Let’s say you are worried about taxes? We should absolutely be worried about what the government intends to collect and how they want to spend it. Go read the Obama tax plan. It won’t take much longer than updating your fantasy Project Runway team (mine is doing really well, thank you!). There’s a link on that page to the full PDF, as well as a comparison chart. This is McCain’s tax policy. Do you see any mention of the poor or middle class? I don’t. Read, read, read. Make up your own mind on this one. We are all in this together as hard workers and people who want the best for our families.

If you are able to, please consider contributing to the Obama campaign via my financing link.

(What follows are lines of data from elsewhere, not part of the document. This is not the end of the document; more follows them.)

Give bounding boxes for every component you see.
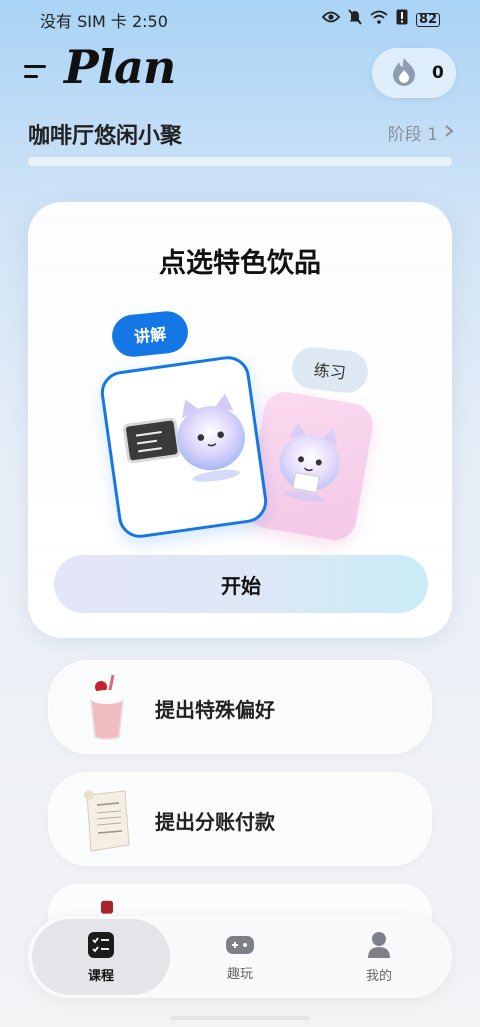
stage-label: 阶段 1 — [387, 125, 438, 145]
status-time: 没有 SIM 卡 2:50 — [40, 12, 168, 31]
tab-label: 课程 — [87, 968, 114, 984]
mute-bell-icon — [348, 9, 362, 30]
alert-icon — [396, 9, 408, 30]
tab-courses[interactable]: 课程 — [32, 919, 170, 995]
lesson-progress-bar — [28, 157, 452, 166]
home-indicator[interactable] — [170, 1016, 310, 1020]
start-button[interactable]: 开始 — [54, 555, 428, 613]
status-icons: 82 — [321, 9, 440, 30]
practice-card[interactable] — [243, 388, 377, 544]
receipt-icon — [84, 790, 130, 852]
flame-icon — [388, 55, 420, 91]
status-bar: 没有 SIM 卡 2:50 82 — [0, 0, 480, 36]
activity-title: 点选特色饮品 — [159, 248, 321, 279]
streak-count: 0 — [432, 63, 444, 83]
mascot-explain-icon — [177, 393, 245, 482]
activity-card: 点选特色饮品 讲解 练习 开始 — [28, 202, 452, 638]
explain-tag: 讲解 — [110, 309, 190, 359]
explain-card[interactable] — [98, 353, 270, 541]
gamepad-icon — [226, 935, 254, 954]
wifi-icon — [370, 10, 388, 29]
app-logo: Plan — [64, 40, 176, 94]
lesson-title: 咖啡厅悠闲小聚 — [28, 124, 183, 149]
tab-label: 趣玩 — [226, 966, 253, 982]
milkshake-icon — [89, 674, 125, 740]
list-item-split-bill[interactable]: 提出分账付款 — [48, 772, 432, 866]
menu-icon[interactable] — [24, 62, 52, 84]
chevron-right-icon — [444, 123, 454, 143]
mascot-practice-icon — [279, 422, 340, 502]
stage-selector[interactable]: 阶段 1 — [388, 120, 454, 145]
person-icon — [368, 931, 390, 958]
list-item-label: 提出特殊偏好 — [155, 697, 275, 722]
checklist-icon — [88, 931, 114, 958]
battery-indicator: 82 — [416, 12, 440, 27]
tab-label: 我的 — [365, 968, 392, 984]
list-item-special-preference[interactable]: 提出特殊偏好 — [48, 660, 432, 754]
eye-icon — [321, 10, 341, 29]
practice-tag: 练习 — [290, 345, 370, 395]
streak-button[interactable]: 0 — [372, 48, 456, 98]
bottom-nav: 课程 趣玩 我的 — [28, 916, 452, 998]
tab-profile[interactable]: 我的 — [310, 916, 448, 998]
tab-play[interactable]: 趣玩 — [171, 916, 309, 998]
list-item-label: 提出分账付款 — [155, 809, 275, 834]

Now a ybab is awake, and I have to hear the story of how Mr. H converted a Republican in the checkout line by quoting actual facts. Not that it really matters, stupid electoral college.

*Apparently no one has printed this shirt yet. I am glad I fact-checked myself. And I call dibbs.

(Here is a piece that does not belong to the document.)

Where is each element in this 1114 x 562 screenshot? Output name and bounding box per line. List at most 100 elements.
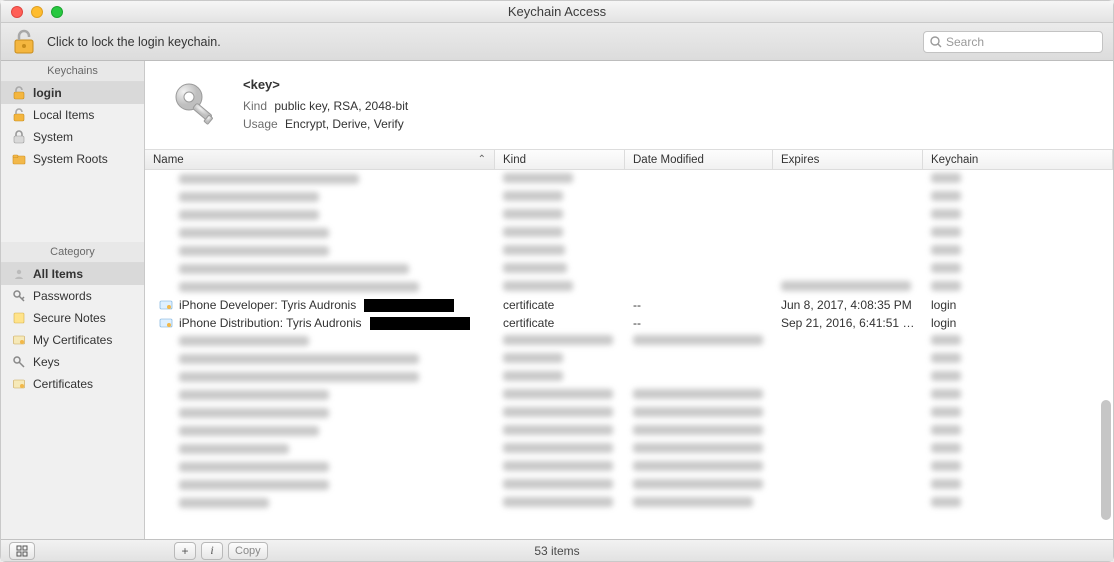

All the children are above average

Large Hadron Collider, you’re our only hope! I am painting my “Antimatter #1” foam finger right now. Actually, a ybab is doing that. You might say “No, she is eating the tongue depressor with a sticker on it that she got at the doctor’s office this morning.” You’d be right.

My head did not split open and manifest a black hole during the pro-drilling commercial that was on during “Meet the Press” yesterday. The ad proudly proclaimed that we need more energy, and we are sitting on 60 years of oil! Sure, some of it may be under cute animals, but that is really their poor choice. Am I daring to stare into the face of God when I wonder what happens once 60 years are up? Oh well, I’ll be dead then, killed in the mutant crusades. The other thing I don’t get are all the big ups for compressed natural gas. Yes, cleaner burning energy, lovely. Do people think natural gas floats serenely above the surface of the earth, like Casper the Friendly Ghost? There is drilling involved, no? Some of the gas can be obtained as a by-product of existing land raping, and that’s an efficient thing to do. But some of these ads remind us, my fellow Americans, that we have a lot of shale. Let’s just drill several states off the map, yielding a need for smaller government indeed.

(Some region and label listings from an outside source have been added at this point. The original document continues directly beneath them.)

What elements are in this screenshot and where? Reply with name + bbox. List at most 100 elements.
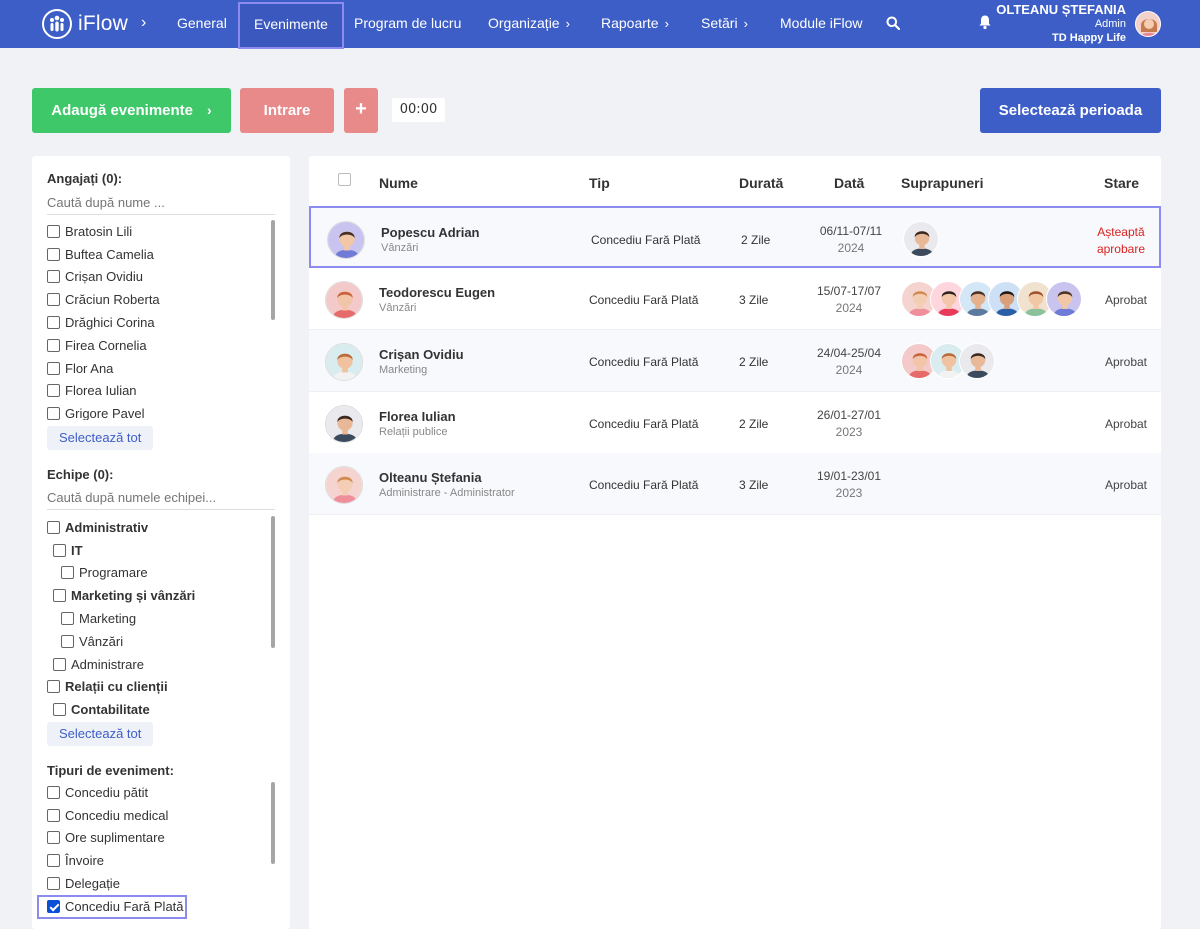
header-duration[interactable]: Durată [739,175,783,191]
employee-checkbox[interactable] [47,316,60,330]
employee-name[interactable]: Florea Iulian [379,409,456,424]
team-label: Marketing [79,611,137,627]
team-checkbox[interactable] [61,634,74,648]
employee-checkbox[interactable] [47,407,60,420]
nav-setari[interactable]: Setări › [687,0,762,48]
employee-name[interactable]: Teodorescu Eugen [379,285,495,300]
user-info[interactable]: OLTEANU ȘTEFANIA Admin TD Happy Life [996,2,1126,45]
header-date[interactable]: Dată [834,175,864,191]
employee-checkbox[interactable] [47,247,60,261]
nav-general[interactable]: General [163,0,241,48]
overlap-avatar[interactable] [1046,281,1082,317]
event-type-list-scrollbar[interactable] [271,782,275,864]
event-type-filter-item[interactable]: Delegație [47,872,277,895]
team-checkbox[interactable] [47,520,60,534]
header-type[interactable]: Tip [589,175,610,191]
table-row[interactable]: Popescu Adrian Vânzări Concediu Fară Pla… [309,206,1161,268]
employee-filter-item[interactable]: Firea Cornelia [47,334,277,357]
team-checkbox[interactable] [53,657,66,671]
event-type-filter-item[interactable]: Concediu Fară Plată [37,894,187,919]
search-icon[interactable] [886,16,900,30]
employee-filter-item[interactable]: Bratosin Lili [47,220,277,243]
employee-filter-item[interactable]: Buftea Camelia [47,243,277,266]
nav-organizatie[interactable]: Organizație › [474,0,584,48]
teams-title: Echipe (0): [47,467,114,482]
entry-button[interactable]: Intrare [240,88,334,133]
team-label: Contabilitate [71,702,150,716]
employee-name[interactable]: Olteanu Ștefania [379,470,482,485]
team-filter-item[interactable]: IT [47,539,277,562]
employee-checkbox[interactable] [47,338,60,352]
event-type-checkbox[interactable] [47,877,60,891]
team-filter-item[interactable]: Relații cu clienții [47,676,277,699]
employee-filter-item[interactable]: Grigore Pavel [47,402,277,420]
team-search-input[interactable] [47,486,275,510]
team-checkbox[interactable] [61,612,74,626]
event-type-checkbox[interactable] [47,831,60,845]
employee-filter-item[interactable]: Crăciun Roberta [47,288,277,311]
employee-checkbox[interactable] [47,224,60,238]
employee-filter-item[interactable]: Drăghici Corina [47,311,277,334]
event-type-checkbox[interactable] [47,900,60,914]
avatar [325,405,363,443]
team-filter-item[interactable]: Administrare [47,653,277,676]
select-period-button[interactable]: Selectează perioada [980,88,1161,133]
employee-label: Crișan Ovidiu [65,269,144,285]
team-checkbox[interactable] [53,703,66,716]
chevron-right-icon: › [664,16,669,31]
employee-checkbox[interactable] [47,361,60,375]
nav-program-de-lucru[interactable]: Program de lucru [340,0,475,48]
table-row[interactable]: Florea Iulian Relații publice Concediu F… [309,392,1161,454]
overlap-avatar[interactable] [903,221,939,257]
team-list-scrollbar[interactable] [271,516,275,648]
event-type-checkbox[interactable] [47,785,60,799]
table-row[interactable]: Teodorescu Eugen Vânzări Concediu Fară P… [309,268,1161,330]
event-type-checkbox[interactable] [47,854,60,868]
event-type-filter-item[interactable]: Concediu pătit [47,781,277,804]
team-checkbox[interactable] [47,680,60,694]
teams-select-all-button[interactable]: Selectează tot [47,722,154,746]
nav-module-iflow[interactable]: Module iFlow [766,0,876,48]
event-type-list: Concediu pătit Concediu medical Ore suplim… [37,781,277,923]
team-checkbox[interactable] [61,566,74,580]
team-filter-item[interactable]: Marketing [47,607,277,630]
event-type-checkbox[interactable] [47,808,60,822]
header-name[interactable]: Nume [379,175,418,191]
team-checkbox[interactable] [53,543,66,557]
team-filter-item[interactable]: Vânzări [47,630,277,653]
team-label: Marketing și vânzări [71,588,196,604]
team-filter-item[interactable]: Marketing și vânzări [47,584,277,607]
nav-evenimente[interactable]: Evenimente [238,2,344,49]
employees-select-all-button[interactable]: Selectează tot [47,426,154,450]
bell-icon[interactable] [978,14,992,30]
avatar [325,466,363,504]
iflow-logo[interactable]: iFlow [42,9,128,39]
employee-checkbox[interactable] [47,384,60,398]
team-checkbox[interactable] [53,589,66,603]
user-avatar[interactable] [1135,11,1161,37]
employee-checkbox[interactable] [47,293,60,307]
add-events-button[interactable]: Adaugă evenimente › [32,88,231,133]
employee-name[interactable]: Popescu Adrian [381,225,479,240]
select-all-checkbox[interactable] [338,173,351,186]
employee-checkbox[interactable] [47,270,60,284]
employee-search-input[interactable] [47,191,275,215]
employee-filter-item[interactable]: Florea Iulian [47,380,277,403]
employee-filter-item[interactable]: Flor Ana [47,357,277,380]
employee-list-scrollbar[interactable] [271,220,275,320]
event-type-filter-item[interactable]: Învoire [47,849,277,872]
table-row[interactable]: Olteanu Ștefania Administrare - Administ… [309,453,1161,515]
plus-button[interactable]: + [344,88,378,133]
event-type-filter-item[interactable]: Concediu medical [47,804,277,827]
table-row[interactable]: Crișan Ovidiu Marketing Concediu Fară Pl… [309,330,1161,392]
overlap-avatar[interactable] [959,343,995,379]
chevron-right-icon[interactable]: › [141,14,146,32]
employee-filter-item[interactable]: Crișan Ovidiu [47,266,277,289]
event-type-filter-item[interactable]: Ore suplimentare [47,827,277,850]
team-filter-item[interactable]: Programare [47,562,277,585]
team-filter-item[interactable]: Administrativ [47,516,277,539]
team-filter-item[interactable]: Contabilitate [47,698,277,716]
nav-rapoarte[interactable]: Rapoarte › [587,0,683,48]
header-status[interactable]: Stare [1104,175,1139,191]
employee-name[interactable]: Crișan Ovidiu [379,347,464,362]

Speaking of being dead, I am turning 25 again in a few weeks. I am fit as a fiddle. I eat omega-3s by the fistful. I have the maturity to delete all the “Fwd: FWD: Fwd: FWD MUST READ THIS: Fwd: Fwd: FWD can you believe these clown’s: Fwd” emails that spew forth from the AOL accounts of elderly relatives. OK, I reply all with Snopes links once in a while, but only if I haven’t taken my omega-3s. In short, some people are still pretty sure that Barack Obama is going to win and then rip off his suit on inauguration day to reveal some loose and flattering Jihadist wear, ready for climbing monkey bars or flying a plane. He may or may not say “Gotcha, honkies.” There is an animated GIF that offers insight.

And speaking of looking at the face of God, I am getting in on some of that action. It’s working for a lot of people, so why not me? In fact, I am becoming a Republican too. I don’t want the federal government spending my money, now that you mention it, if is is going to continue spending it the way it has been. Maybe this states’ rights thing has legs. I’ll be waaaay over here, walking places and using reusable bags like a stupid jerk. Don’t worry, I can’t afford organic arugula anymore. It must be the fault of those tax and spend Democrats in the White Hou– what’s that you say? Oh.

Here in Depraved Massachusetts, Channel 7 interrupted Sarah Palin’s RNC speech to cut to a segment on the transsexual on the new season America’s Next Top Model. The anchor all but said “Well, that’s enough of THAT, let’s move on to the important things.” There really is a place for all of us, doing special work.

In short, up is down, Cylons are scary, white is still and will always be white, and I need to counteract the effects of Disgusting Massachusetts with some small town values [Daily Show clip]. Like fishing. And drinking. Oh yes, there will be drinking. Can you believe I wrote this mess sober? Ha!